The first African-American woman to lead an S&P 500 company says businesses must constantly innovate to stay globally competitive.

The first African-American woman to lead an S&P 500 company says businesses must constantly innovate to stay globally competitive.

Xerox Chairman of the Board Ursula Burns has worked for nearly 40 years to ensure the printing and copying company adapts in an increasingly paperless world. A regular on both Forbes' and Fortune's most powerful women lists, Burns has come a long way from her childhood in the New York City housing projects.

Burns graduated with a bachelor's degree in mechanical engineering from Polytechnic Institute of New York University in 1980, and earned her master's the next year from Columbia University. Starting as an intern at Xerox in 1980, Burns worked her way up to the top position, becoming the first African-American woman to lead an S&P 500 company.

Burns became Xerox's president in 2007, CEO in 2009 and chairman in 2010. Soon after being named CEO, she led Xerox's $6.4 billion acquisition of Affiliated Computer Services, the largest purchase in company history.

In 2016, she spearheaded the company's split into two publicly traded companies: Xerox Corp., focused on document technology, and Conduent Inc., for business process outsourcing. She stepped down as CEO after the split, remaining chairman of the new Xerox.

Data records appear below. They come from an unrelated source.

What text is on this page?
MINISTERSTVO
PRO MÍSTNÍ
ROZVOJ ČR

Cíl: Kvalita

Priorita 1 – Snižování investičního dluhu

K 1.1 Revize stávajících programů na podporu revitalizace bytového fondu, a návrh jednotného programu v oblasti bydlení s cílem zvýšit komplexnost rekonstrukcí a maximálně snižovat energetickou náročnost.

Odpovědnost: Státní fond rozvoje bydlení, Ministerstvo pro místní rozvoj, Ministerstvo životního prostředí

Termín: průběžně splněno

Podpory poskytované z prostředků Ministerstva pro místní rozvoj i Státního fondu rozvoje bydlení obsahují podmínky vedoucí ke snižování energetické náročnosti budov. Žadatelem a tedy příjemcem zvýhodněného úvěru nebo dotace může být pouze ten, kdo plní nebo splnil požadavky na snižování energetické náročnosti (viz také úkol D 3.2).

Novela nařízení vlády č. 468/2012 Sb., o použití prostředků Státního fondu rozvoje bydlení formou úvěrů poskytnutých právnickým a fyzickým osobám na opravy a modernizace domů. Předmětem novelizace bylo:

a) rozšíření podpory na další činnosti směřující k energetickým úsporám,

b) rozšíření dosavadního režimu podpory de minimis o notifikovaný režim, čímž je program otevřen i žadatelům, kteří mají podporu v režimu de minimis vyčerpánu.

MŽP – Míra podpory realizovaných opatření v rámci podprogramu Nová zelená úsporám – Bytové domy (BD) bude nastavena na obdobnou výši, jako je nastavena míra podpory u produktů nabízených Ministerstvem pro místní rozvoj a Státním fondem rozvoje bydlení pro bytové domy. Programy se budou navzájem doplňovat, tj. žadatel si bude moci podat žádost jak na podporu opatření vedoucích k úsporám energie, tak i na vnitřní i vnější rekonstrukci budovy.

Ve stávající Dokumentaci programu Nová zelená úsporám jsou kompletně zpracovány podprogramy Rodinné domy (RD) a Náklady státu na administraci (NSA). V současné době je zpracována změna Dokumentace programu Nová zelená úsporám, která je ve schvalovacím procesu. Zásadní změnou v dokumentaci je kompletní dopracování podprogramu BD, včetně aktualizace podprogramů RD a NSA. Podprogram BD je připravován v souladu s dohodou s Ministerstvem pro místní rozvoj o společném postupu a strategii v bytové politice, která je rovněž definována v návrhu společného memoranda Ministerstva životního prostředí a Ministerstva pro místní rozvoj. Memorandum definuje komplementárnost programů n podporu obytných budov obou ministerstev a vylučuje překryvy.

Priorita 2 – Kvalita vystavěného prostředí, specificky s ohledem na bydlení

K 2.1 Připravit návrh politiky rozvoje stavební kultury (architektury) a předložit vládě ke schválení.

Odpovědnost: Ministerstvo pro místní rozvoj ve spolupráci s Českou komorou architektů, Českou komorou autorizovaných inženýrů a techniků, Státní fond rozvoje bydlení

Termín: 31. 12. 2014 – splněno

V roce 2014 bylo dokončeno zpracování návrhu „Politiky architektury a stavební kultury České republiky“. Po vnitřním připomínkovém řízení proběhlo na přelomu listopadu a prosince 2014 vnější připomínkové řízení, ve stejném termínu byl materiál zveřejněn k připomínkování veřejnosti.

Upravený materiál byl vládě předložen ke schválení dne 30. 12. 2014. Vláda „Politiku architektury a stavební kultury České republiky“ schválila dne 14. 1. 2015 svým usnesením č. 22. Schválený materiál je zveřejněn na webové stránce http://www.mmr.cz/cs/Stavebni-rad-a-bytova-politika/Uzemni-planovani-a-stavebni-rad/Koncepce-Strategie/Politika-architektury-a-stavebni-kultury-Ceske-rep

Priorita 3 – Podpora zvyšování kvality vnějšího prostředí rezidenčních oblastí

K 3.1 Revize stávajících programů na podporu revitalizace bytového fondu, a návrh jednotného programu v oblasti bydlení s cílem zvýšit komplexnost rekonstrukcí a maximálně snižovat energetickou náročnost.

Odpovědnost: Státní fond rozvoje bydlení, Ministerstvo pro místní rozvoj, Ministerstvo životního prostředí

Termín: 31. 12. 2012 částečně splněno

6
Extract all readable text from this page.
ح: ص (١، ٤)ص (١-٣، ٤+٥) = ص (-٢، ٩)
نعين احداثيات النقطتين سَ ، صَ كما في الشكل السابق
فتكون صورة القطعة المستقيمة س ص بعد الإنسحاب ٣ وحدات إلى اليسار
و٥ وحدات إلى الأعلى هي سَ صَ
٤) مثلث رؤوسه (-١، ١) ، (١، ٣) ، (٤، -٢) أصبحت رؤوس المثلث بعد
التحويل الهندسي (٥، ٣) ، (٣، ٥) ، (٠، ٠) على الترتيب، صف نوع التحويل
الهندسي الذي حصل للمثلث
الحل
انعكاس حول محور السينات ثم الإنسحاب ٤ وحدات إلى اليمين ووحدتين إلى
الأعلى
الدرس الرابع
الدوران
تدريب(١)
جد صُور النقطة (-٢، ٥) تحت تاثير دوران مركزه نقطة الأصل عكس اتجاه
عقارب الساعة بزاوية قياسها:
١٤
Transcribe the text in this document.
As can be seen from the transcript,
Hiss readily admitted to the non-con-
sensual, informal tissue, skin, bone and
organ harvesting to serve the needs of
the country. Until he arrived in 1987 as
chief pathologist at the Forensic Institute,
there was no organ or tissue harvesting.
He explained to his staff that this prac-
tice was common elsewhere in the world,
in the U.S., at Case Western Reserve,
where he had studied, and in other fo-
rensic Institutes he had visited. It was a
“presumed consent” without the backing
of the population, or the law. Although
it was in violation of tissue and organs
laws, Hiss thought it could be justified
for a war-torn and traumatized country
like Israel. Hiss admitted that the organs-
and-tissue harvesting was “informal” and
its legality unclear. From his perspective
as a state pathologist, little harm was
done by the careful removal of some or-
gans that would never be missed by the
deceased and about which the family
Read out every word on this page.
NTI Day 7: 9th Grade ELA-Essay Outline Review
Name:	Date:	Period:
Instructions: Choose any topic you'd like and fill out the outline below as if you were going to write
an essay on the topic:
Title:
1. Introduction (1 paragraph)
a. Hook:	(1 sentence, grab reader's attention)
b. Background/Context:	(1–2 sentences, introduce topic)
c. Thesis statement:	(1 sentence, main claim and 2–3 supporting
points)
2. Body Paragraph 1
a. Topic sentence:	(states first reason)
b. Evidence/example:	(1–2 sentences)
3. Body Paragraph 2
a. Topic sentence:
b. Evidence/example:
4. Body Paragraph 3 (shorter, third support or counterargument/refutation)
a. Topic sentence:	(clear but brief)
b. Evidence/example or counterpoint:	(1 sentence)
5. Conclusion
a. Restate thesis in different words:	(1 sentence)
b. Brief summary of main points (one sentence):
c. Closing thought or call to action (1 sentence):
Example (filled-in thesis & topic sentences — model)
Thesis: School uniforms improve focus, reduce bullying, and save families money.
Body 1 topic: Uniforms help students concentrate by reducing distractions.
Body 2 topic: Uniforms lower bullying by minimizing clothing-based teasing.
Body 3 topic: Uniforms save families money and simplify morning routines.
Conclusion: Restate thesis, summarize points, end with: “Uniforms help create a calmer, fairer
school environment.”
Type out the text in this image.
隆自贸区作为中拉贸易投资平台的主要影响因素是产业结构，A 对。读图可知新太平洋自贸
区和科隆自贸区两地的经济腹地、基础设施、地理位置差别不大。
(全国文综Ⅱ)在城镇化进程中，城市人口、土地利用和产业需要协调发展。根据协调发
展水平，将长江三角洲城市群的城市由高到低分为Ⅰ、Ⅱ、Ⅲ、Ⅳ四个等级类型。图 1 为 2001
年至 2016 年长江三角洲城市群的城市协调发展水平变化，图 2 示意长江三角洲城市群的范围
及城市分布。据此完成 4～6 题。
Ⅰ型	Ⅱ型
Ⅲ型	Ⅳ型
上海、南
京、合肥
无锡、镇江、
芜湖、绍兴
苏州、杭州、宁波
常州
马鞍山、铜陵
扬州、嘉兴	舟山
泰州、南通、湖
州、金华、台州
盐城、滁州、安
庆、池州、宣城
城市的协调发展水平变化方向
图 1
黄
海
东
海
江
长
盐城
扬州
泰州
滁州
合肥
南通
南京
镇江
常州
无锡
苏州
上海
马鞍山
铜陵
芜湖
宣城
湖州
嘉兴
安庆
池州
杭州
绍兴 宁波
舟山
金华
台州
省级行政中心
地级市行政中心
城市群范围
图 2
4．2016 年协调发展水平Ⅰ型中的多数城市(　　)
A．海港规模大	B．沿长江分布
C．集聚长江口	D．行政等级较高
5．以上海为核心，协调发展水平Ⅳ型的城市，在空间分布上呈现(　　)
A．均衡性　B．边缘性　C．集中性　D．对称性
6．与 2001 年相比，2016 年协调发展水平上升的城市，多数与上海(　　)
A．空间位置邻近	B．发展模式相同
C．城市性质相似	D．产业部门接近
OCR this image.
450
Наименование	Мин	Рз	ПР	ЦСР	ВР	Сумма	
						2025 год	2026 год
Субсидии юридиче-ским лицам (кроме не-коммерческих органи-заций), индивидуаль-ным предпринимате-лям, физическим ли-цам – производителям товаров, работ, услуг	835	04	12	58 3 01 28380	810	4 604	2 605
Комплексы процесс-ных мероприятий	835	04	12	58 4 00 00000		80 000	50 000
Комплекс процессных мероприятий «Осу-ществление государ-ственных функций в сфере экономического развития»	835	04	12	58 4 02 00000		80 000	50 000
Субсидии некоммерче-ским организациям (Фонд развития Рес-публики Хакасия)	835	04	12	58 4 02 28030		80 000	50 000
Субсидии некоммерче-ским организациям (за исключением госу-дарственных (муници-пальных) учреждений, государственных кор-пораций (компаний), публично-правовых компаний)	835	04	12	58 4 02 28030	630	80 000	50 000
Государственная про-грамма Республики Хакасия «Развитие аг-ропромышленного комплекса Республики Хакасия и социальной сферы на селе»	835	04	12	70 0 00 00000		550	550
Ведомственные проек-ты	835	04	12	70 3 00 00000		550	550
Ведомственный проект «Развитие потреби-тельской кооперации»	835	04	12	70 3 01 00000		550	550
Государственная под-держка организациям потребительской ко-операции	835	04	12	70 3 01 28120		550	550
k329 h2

Burns helped lead the White House's national STEM program from 2009 to 2016, and was chair of the President's Export Council from 2015 to 2016. She also sits on the board of directors of American Express, Exxon Mobil and the Ford Foundation.

Burns is among the 2017 STEM Leadership Hall of Fame inductees and is scheduled to speak at the U.S. News STEM Solutions National Leadership Conference in San Diego on May 25. (This interview has been edited for length and clarity.)

You are regularly regarded as one of the most powerful businesswomen in the U.S. Did you always know that you wanted to lead a major company?

It came with time as I progressed in my career. You've got to think about the time that I grew up. I graduated from college in 1980; I graduated from high school in 1976. So I was growing up in the late 1960s, early 1970s. Access to the information for me to even know what a major company was, how one was structured, that kind of thing, was just not pervasive. So no, I didn't have any knowledge of or aspiration to be running a major company. I did, though, have very clear direction from my mother that I would be successful. That was an expectation that was laid pretty clearly, but her idea of success was not necessarily to run a company.